Naysayers look at the damage already done to the Earth and often belittle any attempts to heal the world.
But on Tuesday, a new carbon removal effort was launched to fix the planet and push the environment back into a balanced and natural state by 2050.
The event on the first day of the 2019 United Nations General Assembly (UNGA) – which features more climate attention than usual – highlighted the need for ambitious climate mitigation, adaptation, and carbon capture strategies.
And with the release of a report on how existing technologies can be used to “ensure the survival of humanity”, the Foundation for Climate Restoration is launching a campaign to reach pre-industrial pollution levels with financeable, scalable and permanent solutions.
“This is a landmark moment in advancing the global awareness and commitment to urgent and effective climate action on behalf of future generations,” said Peter Fiekowsky, the founder of the Foundation for Climate Restoration.
The initiative is cosponsored by environmental group Earth Day Network and community activists at the Future Coalition. Together with the main nonprofit organiser, these groups are calling the joint drive the Coalition for Climate Restoration – which aims to combine the energies of governments, civic groups and multilateral organisations with the resources of the private sector.
The coalition aims to “restore the climate to a safe, habitable, and healthy climate like we had 100 years ago.”
“This includes creating, supporting, and accelerating market-based solutions, policy adoption, public-private partnerships, and financing by 2030,” says the coalition’s mission statement.
Alexandra Pony, spokeswoman at the Forum for Climate Restoration, told Al Jazeera the group was “open and excited about more solutions” and is continuously looking for feasible methods to sequester carbon.
The group’s main aim is to “remove the trillion tonnes of excess CO2 from the atmosphere”, in addition to the restoration of Arctic ice, ocean life and native forests.
But the coalition insists that current commitments to limit the global temperature increase to two degrees Celsius “would still leave atmospheric CO2 at levels 50 percent higher than humans have ever experienced – presenting conditions humans are unlikely to survive long-term”.
Key to their plan for remedying this imbalance is commercially-viable carbon-sequestration projects that would help restore the level of CO2 to less than 300 parts per million.
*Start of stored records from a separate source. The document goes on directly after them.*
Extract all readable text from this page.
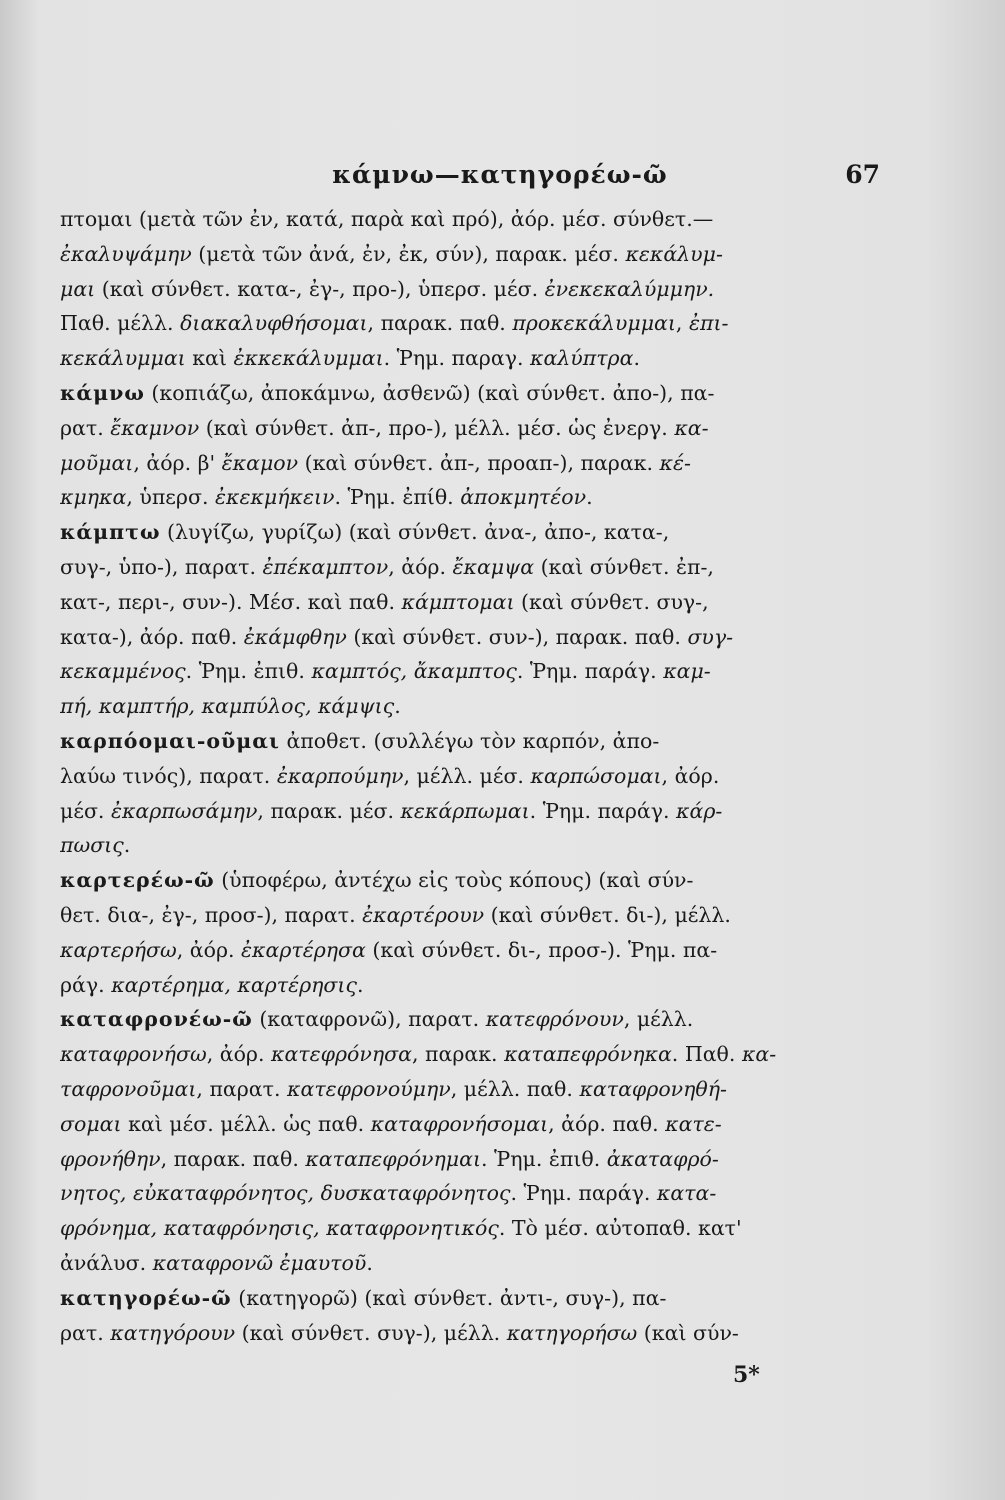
κάμνω—κατηγορέω-ῶ	67
πτομαι (μετὰ τῶν ἐν, κατά, παρὰ καὶ πρό), ἀόρ. μέσ. σύνθετ.—
ἐκαλυψάμην (μετὰ τῶν ἀνά, ἐν, ἐκ, σύν), παρακ. μέσ. κεκάλυμ-
μαι (καὶ σύνθετ. κατα-, ἐγ-, προ-), ὑπερσ. μέσ. ἐνεκεκαλύμμην.
Παθ. μέλλ. διακαλυφθήσομαι, παρακ. παθ. προκεκάλυμμαι, ἐπι-
κεκάλυμμαι καὶ ἐκκεκάλυμμαι. Ῥημ. παραγ. καλύπτρα.
κάμνω (κοπιάζω, ἀποκάμνω, ἀσθενῶ) (καὶ σύνθετ. ἀπο-), πα-
ρατ. ἔκαμνον (καὶ σύνθετ. ἀπ-, προ-), μέλλ. μέσ. ὡς ἐνεργ. κα-
μοῦμαι, ἀόρ. β' ἔκαμον (καὶ σύνθετ. ἀπ-, προαπ-), παρακ. κέ-
κμηκα, ὑπερσ. ἐκεκμήκειν. Ῥημ. ἐπίθ. ἀποκμητέον.
κάμπτω (λυγίζω, γυρίζω) (καὶ σύνθετ. ἀνα-, ἀπο-, κατα-,
συγ-, ὑπο-), παρατ. ἐπέκαμπτον, ἀόρ. ἔκαμψα (καὶ σύνθετ. ἐπ-,
κατ-, περι-, συν-). Μέσ. καὶ παθ. κάμπτομαι (καὶ σύνθετ. συγ-,
κατα-), ἀόρ. παθ. ἐκάμφθην (καὶ σύνθετ. συν-), παρακ. παθ. συγ-
κεκαμμένος. Ῥημ. ἐπιθ. καμπτός, ἄκαμπτος. Ῥημ. παράγ. καμ-
πή, καμπτήρ, καμπύλος, κάμψις.
καρπόομαι-οῦμαι ἀποθετ. (συλλέγω τὸν καρπόν, ἀπο-
λαύω τινός), παρατ. ἐκαρπούμην, μέλλ. μέσ. καρπώσομαι, ἀόρ.
μέσ. ἐκαρπωσάμην, παρακ. μέσ. κεκάρπωμαι. Ῥημ. παράγ. κάρ-
πωσις.
καρτερέω-ῶ (ὑποφέρω, ἀντέχω εἰς τοὺς κόπους) (καὶ σύν-
θετ. δια-, ἐγ-, προσ-), παρατ. ἐκαρτέρουν (καὶ σύνθετ. δι-), μέλλ.
καρτερήσω, ἀόρ. ἐκαρτέρησα (καὶ σύνθετ. δι-, προσ-). Ῥημ. πα-
ράγ. καρτέρημα, καρτέρησις.
καταφρονέω-ῶ (καταφρονῶ), παρατ. κατεφρόνουν, μέλλ.
καταφρονήσω, ἀόρ. κατεφρόνησα, παρακ. καταπεφρόνηκα. Παθ. κα-
ταφρονοῦμαι, παρατ. κατεφρονούμην, μέλλ. παθ. καταφρονηθή-
σομαι καὶ μέσ. μέλλ. ὡς παθ. καταφρονήσομαι, ἀόρ. παθ. κατε-
φρονήθην, παρακ. παθ. καταπεφρόνημαι. Ῥημ. ἐπιθ. ἀκαταφρό-
νητος, εὐκαταφρόνητος, δυσκαταφρόνητος. Ῥημ. παράγ. κατα-
φρόνημα, καταφρόνησις, καταφρονητικός. Τὸ μέσ. αὐτοπαθ. κατ'
ἀνάλυσ. καταφρονῶ ἐμαυτοῦ.
κατηγορέω-ῶ (κατηγορῶ) (καὶ σύνθετ. ἀντι-, συγ-), πα-
ρατ. κατηγόρουν (καὶ σύνθετ. συγ-), μέλλ. κατηγορήσω (καὶ σύν-
5*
To succeed, the plan would require the removal of 50 gigatonnes every year over the next 20 years. Though that is a gargantuan undertaking, technology may enable speedy progress.
“We have the tools and resources available to undo the damage we have done to this planet,” said Rick Parnell, CEO of the Foundation for Climate Restoration, who added that the “governance of technologies and methods is also necessary to move forward”.
Climate restoration is an emerging field that builds upon the premise that the climate is currently in crisis and that societies must declare an emergency in order to generate support and resources for mass mobilisation to address the scope of the problem.
To reverse the catastrophic effects of too much CO2 in the atmosphere, there are a number of innovative ways that could move the needle.
One idea cited by the group is the mineralisation of CO2 captured from the air to create usable economically usable cement. BluePlanet is a commercial enterprise that sells such a product as a market-ready solution for “economically sustainable carbon capture”.
Another concept, pioneered by Ice911, would protect sea ice with silica microbeads that reflect the sun’s rays – preventing the ice from melting, and in turn, slowing the heating of the ocean.